Depuis plus de trois mois, Steeve Rouyar, expert-comptable français de 44 ans originaire de Guadeloupe, est emprisonné à Lomé.
Il a été arrêté le 6 juin lors d’une manifestation contre la révision constitutionnelle qui permet à Faure Gnassingbé de se maintenir au pouvoir sans limite de mandats. Le parquet togolais lui reproche des « troubles à l’ordre public aggravés », qu’il a reconnus, mais aussi une « atteinte à la sûreté de l’État », passible de 20 à 30 ans de prison, accusation qu’il nie fermement.
Son cas inquiète ses proches, qui affirment avoir appris son arrestation par les réseaux sociaux. « Ça nous a fait un gros choc », confie son frère Mickaël, dénonçant l’opacité de la procédure. Selon une source proche du dossier, Rouyar aurait participé à la fabrication de tracts avant d’être interpellé et placé au Service central de recherche et d’investigation criminelle. Mais pour ses proches, rien ne justifie une détention aussi longue et sévère.
Militant engagé, Steeve Rouyar avait déjà tenté à plusieurs reprises sa chance en politique en France, sous l’étiquette du Nouveau Front populaire, sans jamais dépasser 1 % des voix. Très actif sur Facebook, il critiquait régulièrement Emmanuel Macron, s’opposait à la vaccination obligatoire et affichait son soutien à la cause palestinienne.
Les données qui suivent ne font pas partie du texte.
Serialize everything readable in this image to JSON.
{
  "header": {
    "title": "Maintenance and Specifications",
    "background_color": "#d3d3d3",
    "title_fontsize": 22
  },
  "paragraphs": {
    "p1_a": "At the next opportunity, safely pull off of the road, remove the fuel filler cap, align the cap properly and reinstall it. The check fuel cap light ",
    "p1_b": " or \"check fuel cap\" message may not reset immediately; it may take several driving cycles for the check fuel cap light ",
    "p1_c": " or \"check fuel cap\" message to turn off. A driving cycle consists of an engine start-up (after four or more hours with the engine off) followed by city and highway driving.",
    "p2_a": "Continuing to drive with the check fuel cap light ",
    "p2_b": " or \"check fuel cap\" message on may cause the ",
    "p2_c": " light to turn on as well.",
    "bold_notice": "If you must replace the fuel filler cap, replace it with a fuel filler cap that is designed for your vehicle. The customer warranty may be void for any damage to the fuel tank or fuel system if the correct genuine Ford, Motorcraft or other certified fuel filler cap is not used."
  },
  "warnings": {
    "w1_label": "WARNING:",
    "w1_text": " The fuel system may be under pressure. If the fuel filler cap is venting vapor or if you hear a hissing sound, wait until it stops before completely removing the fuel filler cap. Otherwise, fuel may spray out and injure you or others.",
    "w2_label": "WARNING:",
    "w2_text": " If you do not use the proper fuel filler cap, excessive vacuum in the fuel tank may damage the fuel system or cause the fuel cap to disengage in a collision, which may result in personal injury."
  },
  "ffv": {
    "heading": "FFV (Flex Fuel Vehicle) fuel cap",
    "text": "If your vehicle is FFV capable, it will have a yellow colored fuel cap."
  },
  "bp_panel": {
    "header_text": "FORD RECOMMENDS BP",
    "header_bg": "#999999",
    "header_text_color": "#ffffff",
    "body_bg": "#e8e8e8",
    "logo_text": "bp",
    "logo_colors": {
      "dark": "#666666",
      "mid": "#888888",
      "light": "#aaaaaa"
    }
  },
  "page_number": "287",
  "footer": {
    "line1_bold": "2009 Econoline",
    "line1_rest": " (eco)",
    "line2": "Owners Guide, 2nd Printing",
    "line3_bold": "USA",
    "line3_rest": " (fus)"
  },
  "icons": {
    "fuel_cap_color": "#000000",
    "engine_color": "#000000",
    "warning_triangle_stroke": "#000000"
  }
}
Installé à Lomé en novembre 2024 pour ouvrir un cabinet d’expertise-comptable, il partageait également des publications favorables aux régimes militaires du Mali et du Burkina Faso, ainsi qu’à des figures panafricanistes.
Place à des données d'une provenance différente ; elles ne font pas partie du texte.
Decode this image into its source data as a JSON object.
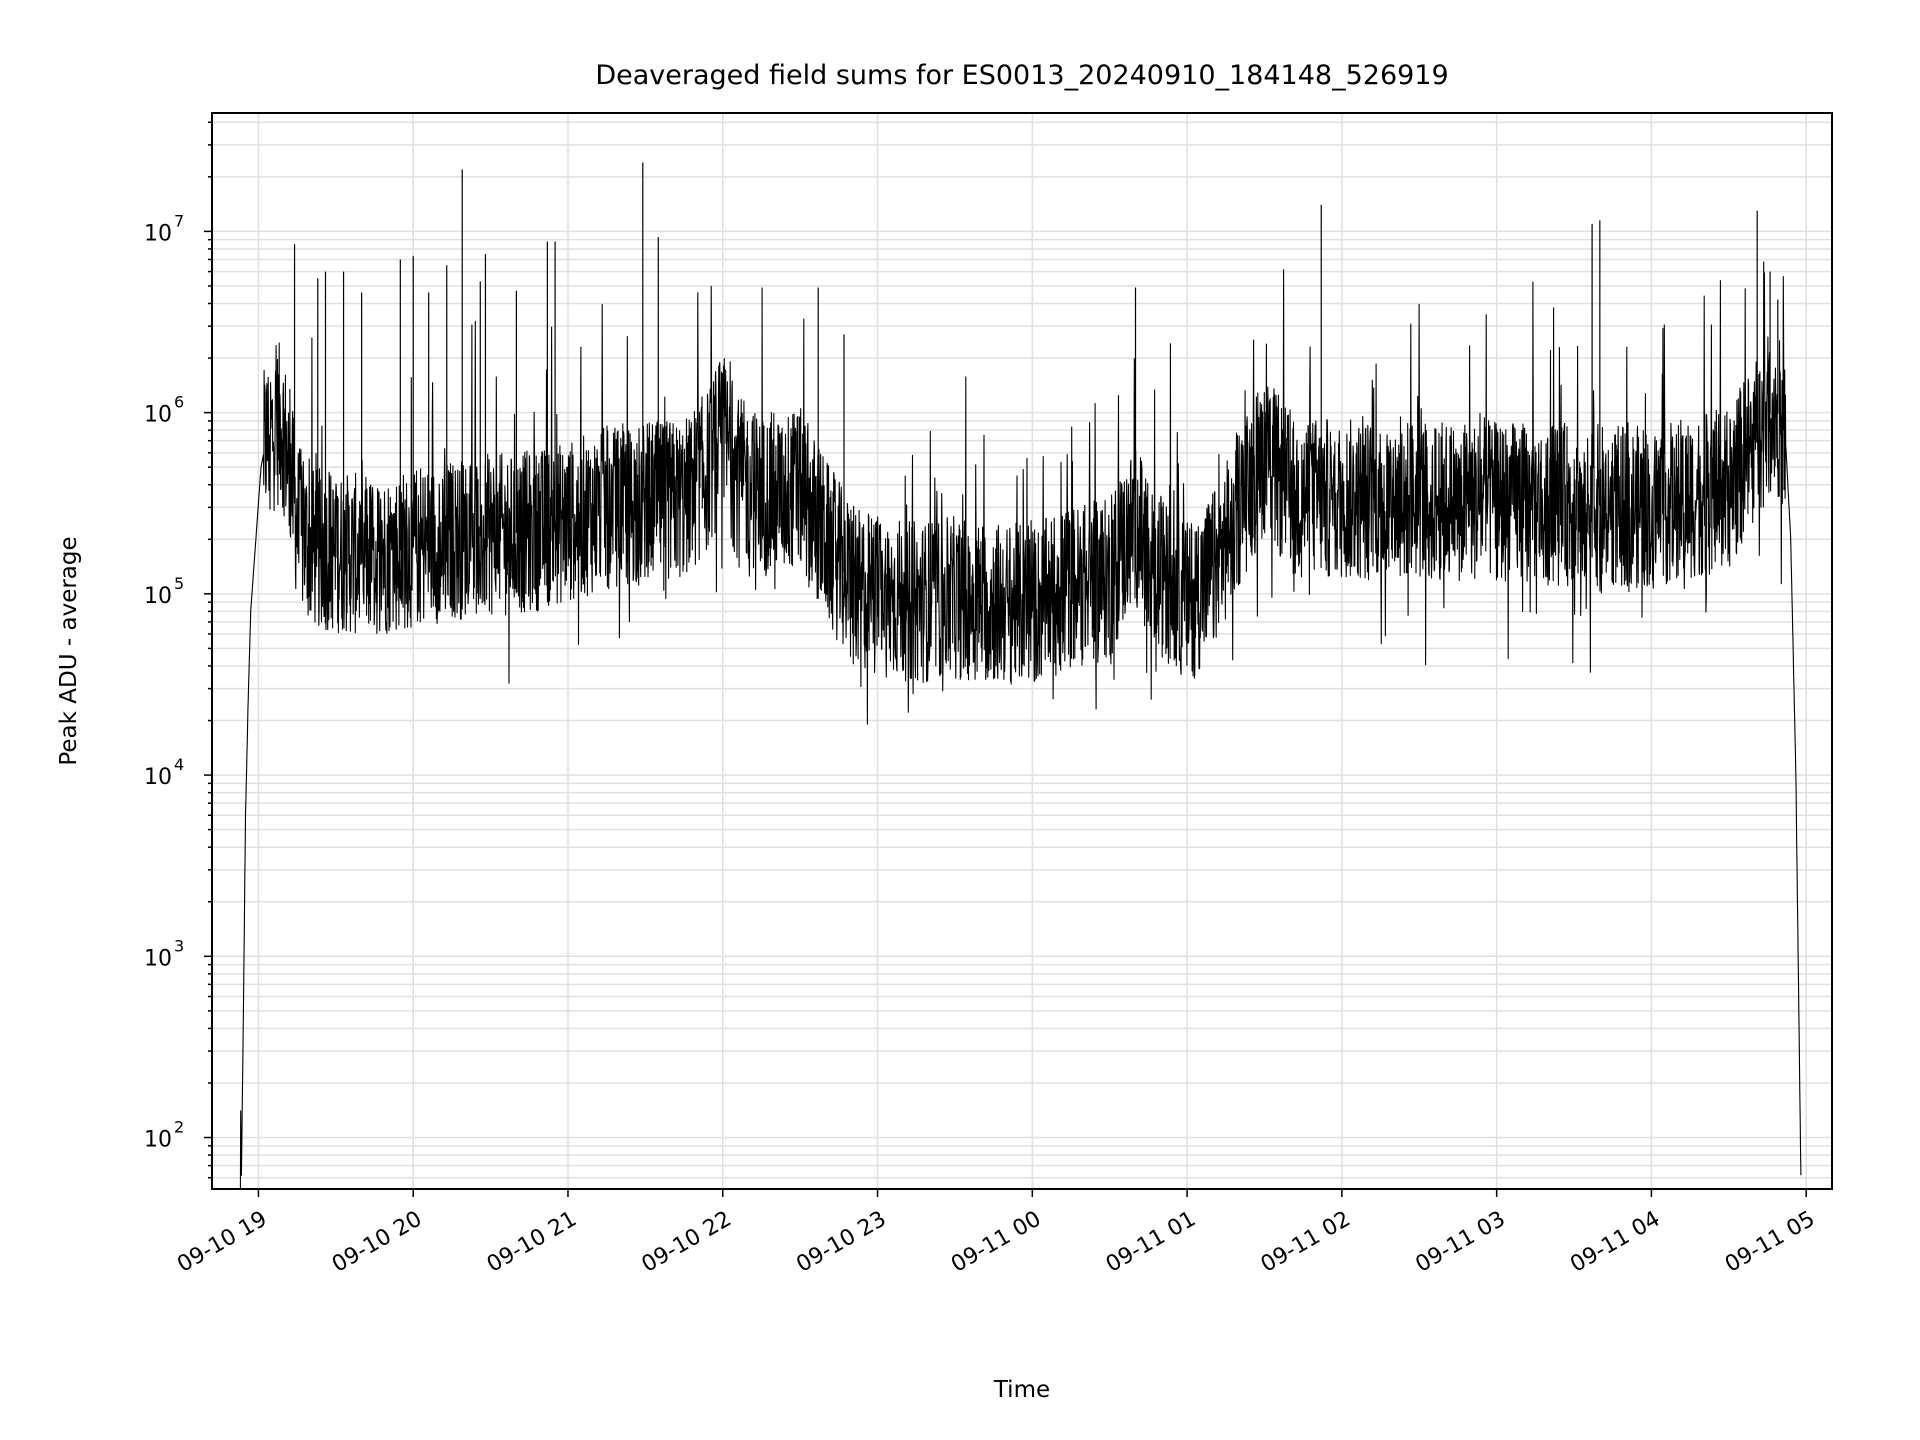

Ses proches décrivent un homme « optimiste », qui voyait en l’Afrique « une libération des peuples ». Mais ses conditions de détention les préoccupent au plus haut point. « Il est assis dans le noir toute la journée, sans nourriture, sans promenade, il dort à même le sol avec 11 codétenus », témoigne son père, Dominique Rouyar. Lors de leur dernier appel fin août, le détenu se disait « très amaigri », au point que son père « n’a pas reconnu sa voix ».
Alors que l’opposition affirme que la répression des manifestations de juin a causé sept morts, le parquet parle de cinq décès « par noyade ». Le gouvernement togolais assure que « l’état de droit est bien respecté » et appelle à « laisser la justice faire son travail ». À Paris, le Quai d’Orsay n’a pas souhaité commenter la situation, mais la famille de Steeve Rouyar redoute que son cas ne s’enlise dans le silence diplomatique.